Bürgertum provoziert

Donnerstag, den 9. Februar 2006 um 13:16

Bundespräsident Moritz Leuenberger hat erst kürzlich seine langjährige Partnerin geheiratet; sein lockerer Lebensstil der modernen Art passte vielen.

Bekannt ist, andere Politiker sind als Verkehrssünder oder im Rotlichtrevier ertappt worden; wer dies rasch gesteht, kann auch weiterhin Karriere machen. Pleite zu gehen ist auch in der Schweiz kein Grund mehr, nicht bald wieder anerkannt zu werden. Viele Persönlichkeiten des öffentlichen Lebens zahlen keine oder kaum Steuern, wen kümmert dies?

Jedoch, wer Jahrzehnte fleissig arbeitet und Steuern zahlt, nur eine Ehefrau und eine Familie mit Kindern hat, der gilt als langweilig, als Provokation für all die Singles, die Mehrfach-Verheirateten und die Staatsrentner, die nur eine Sorge haben, dass man weiter um sie sorgt. Merkwürdige Welt.

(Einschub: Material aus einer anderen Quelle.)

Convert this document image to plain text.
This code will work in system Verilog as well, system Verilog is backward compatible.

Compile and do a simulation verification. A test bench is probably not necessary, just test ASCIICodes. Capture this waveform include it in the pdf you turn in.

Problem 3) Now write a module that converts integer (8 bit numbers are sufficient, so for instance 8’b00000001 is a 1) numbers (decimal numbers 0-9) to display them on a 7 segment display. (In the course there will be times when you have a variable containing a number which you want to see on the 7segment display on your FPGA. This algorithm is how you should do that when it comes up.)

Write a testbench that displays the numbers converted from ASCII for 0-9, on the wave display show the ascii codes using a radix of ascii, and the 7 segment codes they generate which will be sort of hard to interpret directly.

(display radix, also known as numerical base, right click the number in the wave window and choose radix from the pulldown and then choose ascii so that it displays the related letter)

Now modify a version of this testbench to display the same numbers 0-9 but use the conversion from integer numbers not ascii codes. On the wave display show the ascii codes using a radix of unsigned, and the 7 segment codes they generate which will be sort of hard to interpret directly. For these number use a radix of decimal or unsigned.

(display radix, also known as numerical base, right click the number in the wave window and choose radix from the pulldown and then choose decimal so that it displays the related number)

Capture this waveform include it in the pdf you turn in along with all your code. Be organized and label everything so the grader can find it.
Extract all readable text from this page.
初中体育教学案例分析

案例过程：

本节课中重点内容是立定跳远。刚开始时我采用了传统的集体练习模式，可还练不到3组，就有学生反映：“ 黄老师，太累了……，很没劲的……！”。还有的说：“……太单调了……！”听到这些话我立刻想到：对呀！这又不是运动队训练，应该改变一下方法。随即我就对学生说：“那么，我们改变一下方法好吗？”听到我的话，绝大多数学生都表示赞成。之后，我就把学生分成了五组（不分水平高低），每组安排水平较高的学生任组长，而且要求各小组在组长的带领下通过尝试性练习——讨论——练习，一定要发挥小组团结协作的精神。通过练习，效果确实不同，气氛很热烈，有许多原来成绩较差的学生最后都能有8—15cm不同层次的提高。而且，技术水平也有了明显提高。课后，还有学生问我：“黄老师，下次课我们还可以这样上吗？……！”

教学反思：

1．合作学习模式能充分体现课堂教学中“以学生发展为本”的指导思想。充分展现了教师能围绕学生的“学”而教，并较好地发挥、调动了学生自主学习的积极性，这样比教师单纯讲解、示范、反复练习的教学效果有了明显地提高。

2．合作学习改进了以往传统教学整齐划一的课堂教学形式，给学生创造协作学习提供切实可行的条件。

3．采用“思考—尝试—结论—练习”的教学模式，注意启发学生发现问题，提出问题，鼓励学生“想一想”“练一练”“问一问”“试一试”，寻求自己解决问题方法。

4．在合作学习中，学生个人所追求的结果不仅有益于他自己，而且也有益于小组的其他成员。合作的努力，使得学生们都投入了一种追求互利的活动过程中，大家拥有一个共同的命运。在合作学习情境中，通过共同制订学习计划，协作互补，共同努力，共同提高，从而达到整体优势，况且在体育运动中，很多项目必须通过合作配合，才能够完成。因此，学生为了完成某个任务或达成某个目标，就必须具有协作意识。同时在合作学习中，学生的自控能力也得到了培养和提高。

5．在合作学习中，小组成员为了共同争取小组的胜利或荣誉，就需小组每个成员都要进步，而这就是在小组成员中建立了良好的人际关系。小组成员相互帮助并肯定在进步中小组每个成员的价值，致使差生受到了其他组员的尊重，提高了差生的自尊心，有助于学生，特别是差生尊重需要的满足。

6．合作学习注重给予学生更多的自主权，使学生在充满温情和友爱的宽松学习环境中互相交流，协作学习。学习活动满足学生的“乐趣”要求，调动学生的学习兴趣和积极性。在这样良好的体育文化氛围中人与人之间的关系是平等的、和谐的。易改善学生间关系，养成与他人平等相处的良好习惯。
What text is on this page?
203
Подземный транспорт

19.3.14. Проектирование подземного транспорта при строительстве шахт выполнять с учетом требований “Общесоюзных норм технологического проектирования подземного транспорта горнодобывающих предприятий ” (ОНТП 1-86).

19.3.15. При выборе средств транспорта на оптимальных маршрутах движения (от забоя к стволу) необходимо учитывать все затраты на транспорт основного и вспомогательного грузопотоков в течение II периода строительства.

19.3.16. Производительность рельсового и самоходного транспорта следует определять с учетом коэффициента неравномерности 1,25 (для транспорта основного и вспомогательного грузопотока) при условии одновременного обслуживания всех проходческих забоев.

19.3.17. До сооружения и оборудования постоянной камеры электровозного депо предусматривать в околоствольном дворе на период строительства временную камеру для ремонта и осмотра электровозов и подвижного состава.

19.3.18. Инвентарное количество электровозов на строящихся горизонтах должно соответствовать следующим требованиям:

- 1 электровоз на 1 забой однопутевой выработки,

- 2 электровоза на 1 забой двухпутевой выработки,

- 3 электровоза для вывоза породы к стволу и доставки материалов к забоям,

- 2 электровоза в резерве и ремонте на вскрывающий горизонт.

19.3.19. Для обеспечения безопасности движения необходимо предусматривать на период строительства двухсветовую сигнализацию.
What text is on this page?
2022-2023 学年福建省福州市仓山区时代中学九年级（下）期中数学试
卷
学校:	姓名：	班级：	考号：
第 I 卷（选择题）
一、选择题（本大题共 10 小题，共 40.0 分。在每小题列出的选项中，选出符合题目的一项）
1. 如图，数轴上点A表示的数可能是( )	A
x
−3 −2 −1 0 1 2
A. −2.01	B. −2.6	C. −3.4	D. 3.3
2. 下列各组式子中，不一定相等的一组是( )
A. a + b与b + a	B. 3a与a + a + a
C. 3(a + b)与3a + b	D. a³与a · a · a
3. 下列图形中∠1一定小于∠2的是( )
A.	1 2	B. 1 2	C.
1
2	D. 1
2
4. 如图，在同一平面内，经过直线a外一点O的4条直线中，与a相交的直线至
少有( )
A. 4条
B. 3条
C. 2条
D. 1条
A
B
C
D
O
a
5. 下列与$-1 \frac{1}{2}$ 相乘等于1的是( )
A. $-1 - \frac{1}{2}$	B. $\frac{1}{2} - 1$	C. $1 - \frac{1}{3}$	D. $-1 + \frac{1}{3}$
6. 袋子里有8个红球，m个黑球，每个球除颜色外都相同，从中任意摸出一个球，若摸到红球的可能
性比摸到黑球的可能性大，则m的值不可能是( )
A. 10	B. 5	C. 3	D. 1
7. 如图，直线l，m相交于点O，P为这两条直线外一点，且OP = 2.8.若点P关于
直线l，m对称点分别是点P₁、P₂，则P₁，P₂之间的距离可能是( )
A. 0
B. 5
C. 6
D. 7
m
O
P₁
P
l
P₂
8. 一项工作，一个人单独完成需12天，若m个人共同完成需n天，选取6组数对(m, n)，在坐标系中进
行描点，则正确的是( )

Was ist schick an Sestriere?

Donnerstag, den 9. Februar 2006 um 10:45

Sehe ich Sestriere, kommt mir Davos in den Sinn: viel Beton, mässige Architektur, niedrige Berge. Was soll an Sestriere schick sein? Es ist ein Spekulationsobjekt der Familie Agnelli; der Rest der Bevölkerung leidet darunter.

Wohlstand macht blind

Donnerstag, den 9. Februar 2006 um 10:45

Ich behaupte, wer reich ist, denkt mehr an die Verteidigung seines Reichtums als an den Aufbau neuen Reichtums. Daraus ergibt sich, dass bei uns im Land Reformen kaum möglich sind:

– Eine Arbeitsmarktpolitik gibt es nicht wirklich, es sei denn die stille Öffnung der Grenzen für Ausländer.
– Die Sozialpolitik ist im Stress; niemand weiss, wie die heutigen Leistungen auf Dauer finanziert werden sollen.
– Die Steuer- und Finanzpolitik begünstigt die grossen Firmen und die reichen Einzelpersonen.
– Der Wettbewerb ist wohl in wenigen Ländern der Welt so eingeschränkt wie in der Schweiz; auch kulturelle Merkmale werden zu Hilfe genommen.
– Bildung und Forschung sind nicht übel, aber bei weitem nicht so gut, wie offiziell dargestellt.